Lo straniero

Cosa fa di uno straniero un nemico? Si chiede il filosofo Bernhard Waldenfels. Quanto stranieri sentiamo i migranti di cui non comprendiamo la lingua e dei quali forse non riusciamo nemmeno a comprendere le abitudini e la storia di vita? si chiede lo psichiatra e psicanalista svizzero-tedesco Joachim Küchenhoff
Le risposte si trovano nel numero attuale della rivista Archivi svizzeri di neurologia, psichiatria e psicoterapia pressoché interamente dedicato al tema, reso quanto mai attuale dalle odierne migrazioni, dello straniero (e della Svizzera come terra di immigrazione).

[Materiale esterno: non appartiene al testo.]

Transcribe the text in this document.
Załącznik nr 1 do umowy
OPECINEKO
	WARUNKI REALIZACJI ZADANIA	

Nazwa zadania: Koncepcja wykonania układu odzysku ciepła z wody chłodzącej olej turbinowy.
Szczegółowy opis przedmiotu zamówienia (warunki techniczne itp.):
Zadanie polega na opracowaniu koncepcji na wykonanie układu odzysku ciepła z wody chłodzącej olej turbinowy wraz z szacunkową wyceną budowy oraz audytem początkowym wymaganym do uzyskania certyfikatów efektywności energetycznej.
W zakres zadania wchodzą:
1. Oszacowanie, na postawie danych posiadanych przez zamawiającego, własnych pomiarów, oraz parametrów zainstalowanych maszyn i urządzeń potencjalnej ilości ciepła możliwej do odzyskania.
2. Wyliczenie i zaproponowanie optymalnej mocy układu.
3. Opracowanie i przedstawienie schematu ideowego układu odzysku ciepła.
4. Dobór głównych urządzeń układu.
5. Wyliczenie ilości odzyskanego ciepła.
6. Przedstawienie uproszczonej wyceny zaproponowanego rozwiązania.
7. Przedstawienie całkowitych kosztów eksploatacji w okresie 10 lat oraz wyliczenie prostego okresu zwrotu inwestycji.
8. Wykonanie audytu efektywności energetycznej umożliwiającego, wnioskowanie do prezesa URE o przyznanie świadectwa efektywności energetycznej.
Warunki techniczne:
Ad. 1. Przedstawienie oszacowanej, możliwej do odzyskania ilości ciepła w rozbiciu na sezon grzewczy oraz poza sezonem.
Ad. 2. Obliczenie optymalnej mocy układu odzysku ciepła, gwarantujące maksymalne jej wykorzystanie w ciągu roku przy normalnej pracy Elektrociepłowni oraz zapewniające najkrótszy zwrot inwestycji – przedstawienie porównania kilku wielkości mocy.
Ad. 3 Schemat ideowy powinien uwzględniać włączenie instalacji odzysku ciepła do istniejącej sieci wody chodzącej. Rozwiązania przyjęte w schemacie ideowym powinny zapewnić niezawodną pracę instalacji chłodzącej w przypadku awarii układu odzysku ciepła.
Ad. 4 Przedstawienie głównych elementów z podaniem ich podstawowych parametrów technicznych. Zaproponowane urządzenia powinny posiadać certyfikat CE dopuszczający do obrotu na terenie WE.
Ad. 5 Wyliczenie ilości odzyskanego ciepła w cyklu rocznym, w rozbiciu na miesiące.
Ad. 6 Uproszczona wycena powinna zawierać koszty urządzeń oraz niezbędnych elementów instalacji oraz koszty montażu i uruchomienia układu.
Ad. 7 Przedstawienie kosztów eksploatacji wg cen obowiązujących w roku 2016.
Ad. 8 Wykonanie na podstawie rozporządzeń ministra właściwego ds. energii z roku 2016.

Sia l’Italia che, prima ancora, la Svizzera sono stati paesi di emigrazione. I bambini più poveri delle valli svizzere erano portati nell’ottocento a Milano a fare, in condizioni di semi-schiavitù, gli spazzacamini. Il flusso migratorio dall’Italia verso la Svizzera e tanti altri paesi, estremo negli anni 60, 70 non si è ancora arrestato. Quanto abbiamo rimosso di quel periodo e di quella condizione in cui eravamo noi gli stranieri, visti come braccia anziché come uomini (Max Frisch), come fastidiosi concorrenti e rivali se non addirittura pericolosi nemici? Vale per lo straniero fuori da noi quello che vale anche per l’estraneo dentro di noi – e che Freud, prendendo spunto dal racconto L’uomo della sabbia di E.T.A. Hoffmann, descrive mirabilmente nel suo breve saggio Il perturbante?  Più qualcosa ci fa paura, più la rimuoviamo, respingiamo, allontaniamo fino a non riconoscerla più come propria. Il perturbante, ci dice Freud, è qualcosa di assai noto e familiare (heimlich) che abbiamo rimosso in un luogo inaccessibile della nostra psiche (unheimlich, segreto) e che ritorna. Vale questo meccanismo anche per lo straniero? E che cosa in lui ci fa così paura? Verosimilmente percepiamo la condivisione della sua debolezza, della sua precarietà e del suo bisogno – prima ancora che degli stessi ambienti, strutture e servizi – come estremamente pericolosa, minacciosa, inquietante. Il tangibile ricordo della nostra fragilità (Phillips) e dell’illusione della nostra autonomia, di quanto poco siamo padroni in casa nostra (Freud).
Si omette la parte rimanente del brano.